Identifying environmental contaminants like lead and per-and polyfluoroalkyl substances, or PFAS, in water sources is critical to maintaining public health. Suchol Savagatrup received a three-year, $360,000 Young Investigator award from the Army Research Office to develop a quicker, more portable method for detecting contaminants.
“Lab testing requires time and dedicated equipment, and what we’re developing could be really useful for someone who wants an actionable item right away, rather than having to wait for samples to be transported back to the lab,” said Savagatrup, an assistant professor of chemical and environmental engineering. “There’s a lot of benefit to a device that could be used directly in the field.” Savagatrup’s team plans to develop an alternative, on-the-go method for detecting a wide array of contaminants.
“A biological analog for most sensors would be an antibody: They are designed to detect one specific antigen. If you want to detect something else, you need a different antibody,” he said. “Our approach is closer to creating an electronic tongue, which uses a bunch of nerve sensors to detect many different flavors.”
The key is multiple sensors working together – at first, just a few, but ultimately, potentially billions. After all, it’s not one particular taste bud that detects a specific flavor, but the combination of information received by all of the taste buds. Savagatrup also compares the method to looking at a computer screen, rather than individual pixels. A single pixel might not provide meaningful information, but the entire picture they create can.
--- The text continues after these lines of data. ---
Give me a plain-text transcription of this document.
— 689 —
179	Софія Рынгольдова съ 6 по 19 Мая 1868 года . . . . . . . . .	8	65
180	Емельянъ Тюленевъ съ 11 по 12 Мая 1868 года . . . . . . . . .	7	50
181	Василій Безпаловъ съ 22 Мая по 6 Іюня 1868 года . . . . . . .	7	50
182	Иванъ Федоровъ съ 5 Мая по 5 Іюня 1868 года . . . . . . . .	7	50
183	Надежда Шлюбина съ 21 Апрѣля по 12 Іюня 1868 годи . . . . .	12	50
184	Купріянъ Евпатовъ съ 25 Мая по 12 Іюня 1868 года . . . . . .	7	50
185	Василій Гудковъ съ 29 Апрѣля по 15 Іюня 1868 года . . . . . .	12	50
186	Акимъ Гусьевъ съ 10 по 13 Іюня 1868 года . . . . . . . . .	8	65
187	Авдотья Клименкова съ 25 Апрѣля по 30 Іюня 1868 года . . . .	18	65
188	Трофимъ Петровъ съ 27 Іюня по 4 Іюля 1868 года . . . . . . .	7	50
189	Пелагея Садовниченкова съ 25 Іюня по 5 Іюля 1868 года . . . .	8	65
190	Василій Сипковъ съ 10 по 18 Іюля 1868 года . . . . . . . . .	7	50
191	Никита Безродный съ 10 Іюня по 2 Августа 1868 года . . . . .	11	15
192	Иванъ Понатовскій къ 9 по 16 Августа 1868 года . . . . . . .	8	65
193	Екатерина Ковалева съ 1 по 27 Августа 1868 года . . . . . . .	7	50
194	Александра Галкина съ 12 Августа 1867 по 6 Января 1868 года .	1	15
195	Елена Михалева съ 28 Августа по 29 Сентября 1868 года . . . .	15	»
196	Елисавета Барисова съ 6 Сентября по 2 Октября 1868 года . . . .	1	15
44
Current portable sensors on solid devices are dipped in the liquid being tested. If the contaminant in question is present, it binds to or interacts with the sensor. However, this method is prone to various forms of instability, such as degradation of binding sites, often leading to unreliable readings. Savagatrup’s solution is liquid sensors, in the form of reconfigurable oil droplets that change color when they come in contact with contaminants.
“These oil droplets are fully submerged in water,” said Savagatrup, who joined the University of Arizona in 2019, after earning a PhD in chemical engineering from the University of California, San Diego, and completing a postdoctoral fellowship at the Massachusetts Institute of Technology. “So, the boundary between each droplet and water is its own interface and provide an independent reading. If you have multiple of these droplets, you end up with a network of connected information, like neurons in the brain, or, again, like pixels on a computer screen.”
The constellation of color-changing droplets creates a picture of which contaminants are present. Savagatrup and his team aim to establish what color combinations occur in the presence of specific chemicals -- starting with PFAS. Then, they plan to train a computer program to recognize these correlations on its own.
“We’d like to have an algorithm that can make these connections itself, without me or my students telling it that, say, a pattern of ‘red-blue-green’ indicates the presence of lead, but ‘red-blue-red-blue’ means PFAS,” Savagatrup said.
The team’s work could lead not only to another method for detecting water contaminants, but also to better ways of removing pollutants from the environment.
“This research has the potential to overcome instability challenges of current chemical sensors by focusing on the signals that can be gleaned from the liquid-liquid interface of responsive complex emulsions,” said Elizabeth King-Doonan, program manager, Army Research Office, an arm of the U.S. Army Combat Capabilities Development Command’s Army Research Laboratory. “If successful, these signals can be used to generate fingerprints for a suite of toxic or environmentally damaging chemicals, rendering highly selective, sensitive and robust chemical sensors that the Army can use for ultra-trace detection, decontamination and source partitioning.”